Martin Selway

Personal information
- Nationality: Welsh
- Born: 1966

Sport
- Sport: Lawn bowls
- Club: Caerphilly Town BC

Medal record
Representing Wales
Atlantic Bowls Championships
| Gold medal – first place | 2007 Ayr | pairs |
| Bronze medal – third place | 2007 Ayr | fours |
| Bronze medal – third place | 2009 Johannesburg | triples |
| Bronze medal – third place | 2009 Johannesburg | fours |
British Isles Championships
| Gold medal – first place | 2009 | pairs |

= Martin Selway =

Martin Selway (born 1966) is a Welsh international lawn bowler.

==Bowls career==
He competed for Wales at the 2006 Commonwealth Games and 2010 Commonwealth Games.
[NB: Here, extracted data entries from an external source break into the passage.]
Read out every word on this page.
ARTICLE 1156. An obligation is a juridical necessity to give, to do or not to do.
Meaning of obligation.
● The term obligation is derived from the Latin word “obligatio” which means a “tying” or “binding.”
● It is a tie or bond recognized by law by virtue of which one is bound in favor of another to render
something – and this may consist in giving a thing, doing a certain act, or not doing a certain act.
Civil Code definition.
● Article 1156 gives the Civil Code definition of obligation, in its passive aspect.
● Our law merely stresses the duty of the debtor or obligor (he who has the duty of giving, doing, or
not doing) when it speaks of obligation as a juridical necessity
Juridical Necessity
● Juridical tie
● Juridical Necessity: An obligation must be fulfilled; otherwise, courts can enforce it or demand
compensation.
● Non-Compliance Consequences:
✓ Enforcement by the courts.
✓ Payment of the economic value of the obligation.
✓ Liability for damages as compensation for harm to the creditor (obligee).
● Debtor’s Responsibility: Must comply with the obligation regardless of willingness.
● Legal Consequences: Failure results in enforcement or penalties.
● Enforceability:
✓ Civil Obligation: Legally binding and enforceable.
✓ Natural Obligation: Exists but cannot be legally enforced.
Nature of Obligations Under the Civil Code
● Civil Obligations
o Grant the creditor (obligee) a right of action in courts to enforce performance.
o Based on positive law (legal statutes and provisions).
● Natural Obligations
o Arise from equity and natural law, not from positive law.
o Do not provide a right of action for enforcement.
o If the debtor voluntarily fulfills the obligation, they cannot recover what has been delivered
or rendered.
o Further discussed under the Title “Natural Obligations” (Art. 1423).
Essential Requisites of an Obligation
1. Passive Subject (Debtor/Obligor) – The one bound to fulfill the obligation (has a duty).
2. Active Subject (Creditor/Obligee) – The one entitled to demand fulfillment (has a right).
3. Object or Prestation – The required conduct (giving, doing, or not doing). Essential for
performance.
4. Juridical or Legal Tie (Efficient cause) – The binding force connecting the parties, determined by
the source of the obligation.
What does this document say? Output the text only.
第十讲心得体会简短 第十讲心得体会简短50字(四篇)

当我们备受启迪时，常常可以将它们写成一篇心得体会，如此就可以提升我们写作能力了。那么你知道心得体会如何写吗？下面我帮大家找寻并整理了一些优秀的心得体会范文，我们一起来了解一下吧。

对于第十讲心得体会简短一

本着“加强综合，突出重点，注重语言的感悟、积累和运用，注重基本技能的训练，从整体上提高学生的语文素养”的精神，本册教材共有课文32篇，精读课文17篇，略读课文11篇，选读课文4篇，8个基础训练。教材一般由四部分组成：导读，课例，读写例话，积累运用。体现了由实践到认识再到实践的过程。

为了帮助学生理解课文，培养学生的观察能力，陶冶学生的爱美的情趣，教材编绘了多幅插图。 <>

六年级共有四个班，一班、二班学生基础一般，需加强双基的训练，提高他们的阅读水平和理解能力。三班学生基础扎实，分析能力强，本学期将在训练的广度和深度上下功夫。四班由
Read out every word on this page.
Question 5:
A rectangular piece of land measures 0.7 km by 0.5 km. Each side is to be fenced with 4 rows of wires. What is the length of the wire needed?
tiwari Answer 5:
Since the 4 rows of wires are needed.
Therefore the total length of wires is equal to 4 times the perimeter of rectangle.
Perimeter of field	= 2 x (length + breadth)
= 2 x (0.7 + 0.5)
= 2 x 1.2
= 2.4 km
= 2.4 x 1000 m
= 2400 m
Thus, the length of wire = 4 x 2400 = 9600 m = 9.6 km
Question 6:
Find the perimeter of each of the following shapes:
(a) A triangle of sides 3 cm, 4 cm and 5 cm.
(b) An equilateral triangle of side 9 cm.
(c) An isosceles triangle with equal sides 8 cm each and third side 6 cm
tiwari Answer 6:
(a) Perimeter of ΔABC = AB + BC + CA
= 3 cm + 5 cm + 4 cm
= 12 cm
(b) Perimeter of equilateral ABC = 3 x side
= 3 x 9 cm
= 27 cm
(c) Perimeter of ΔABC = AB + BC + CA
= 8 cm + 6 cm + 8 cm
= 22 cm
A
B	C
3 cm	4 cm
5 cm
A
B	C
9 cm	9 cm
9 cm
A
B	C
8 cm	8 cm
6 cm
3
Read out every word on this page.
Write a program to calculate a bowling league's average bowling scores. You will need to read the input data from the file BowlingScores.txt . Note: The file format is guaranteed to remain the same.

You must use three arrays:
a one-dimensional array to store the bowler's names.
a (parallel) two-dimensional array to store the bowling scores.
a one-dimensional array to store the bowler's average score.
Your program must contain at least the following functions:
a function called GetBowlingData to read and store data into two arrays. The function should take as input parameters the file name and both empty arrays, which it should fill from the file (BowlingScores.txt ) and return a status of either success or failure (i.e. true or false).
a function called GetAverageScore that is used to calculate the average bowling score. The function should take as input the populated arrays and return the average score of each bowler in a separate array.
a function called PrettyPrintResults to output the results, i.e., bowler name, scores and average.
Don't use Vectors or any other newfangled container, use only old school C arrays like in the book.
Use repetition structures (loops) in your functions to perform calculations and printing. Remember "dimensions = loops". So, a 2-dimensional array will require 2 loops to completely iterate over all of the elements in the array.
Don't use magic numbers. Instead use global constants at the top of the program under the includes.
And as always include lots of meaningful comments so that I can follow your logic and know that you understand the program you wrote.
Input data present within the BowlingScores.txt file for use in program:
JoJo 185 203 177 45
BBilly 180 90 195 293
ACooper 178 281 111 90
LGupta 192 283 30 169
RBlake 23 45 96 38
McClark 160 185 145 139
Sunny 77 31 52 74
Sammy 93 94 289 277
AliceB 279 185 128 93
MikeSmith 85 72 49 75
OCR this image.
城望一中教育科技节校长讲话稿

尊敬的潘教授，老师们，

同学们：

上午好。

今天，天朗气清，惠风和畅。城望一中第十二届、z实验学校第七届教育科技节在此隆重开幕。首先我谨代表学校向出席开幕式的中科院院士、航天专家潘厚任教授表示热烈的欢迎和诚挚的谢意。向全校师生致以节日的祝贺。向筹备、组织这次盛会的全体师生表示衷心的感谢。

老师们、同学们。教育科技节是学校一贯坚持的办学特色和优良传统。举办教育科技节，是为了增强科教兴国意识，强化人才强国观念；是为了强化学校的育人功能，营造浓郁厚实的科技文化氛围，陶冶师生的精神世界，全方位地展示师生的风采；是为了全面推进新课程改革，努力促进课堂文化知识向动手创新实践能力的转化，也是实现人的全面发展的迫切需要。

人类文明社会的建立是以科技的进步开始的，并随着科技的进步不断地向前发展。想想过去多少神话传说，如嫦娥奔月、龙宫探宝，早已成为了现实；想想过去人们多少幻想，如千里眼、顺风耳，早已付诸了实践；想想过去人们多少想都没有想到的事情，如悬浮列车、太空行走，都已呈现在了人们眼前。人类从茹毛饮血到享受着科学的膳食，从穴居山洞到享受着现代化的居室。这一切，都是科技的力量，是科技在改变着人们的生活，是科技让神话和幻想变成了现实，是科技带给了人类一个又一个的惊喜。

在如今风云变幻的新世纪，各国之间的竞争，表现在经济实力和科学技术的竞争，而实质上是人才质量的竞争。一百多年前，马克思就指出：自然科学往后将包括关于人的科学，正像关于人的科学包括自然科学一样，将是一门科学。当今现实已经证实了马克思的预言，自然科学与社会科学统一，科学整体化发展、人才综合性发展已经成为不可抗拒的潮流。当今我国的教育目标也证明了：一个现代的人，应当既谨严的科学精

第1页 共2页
In 2007 he won the pairs gold medal and fours bronze medal at the Atlantic Bowls Championships and in 2009 he won the triples and fours bronze medals at the Atlantic Bowls Championships.

He is a four times Welsh champion winning the 1996 & 2008 pairs, 2007 triples and 2006 fours at the Welsh National Bowls Championships and became a British champion winning the 2009 pairs at the British Isles Bowls Championships.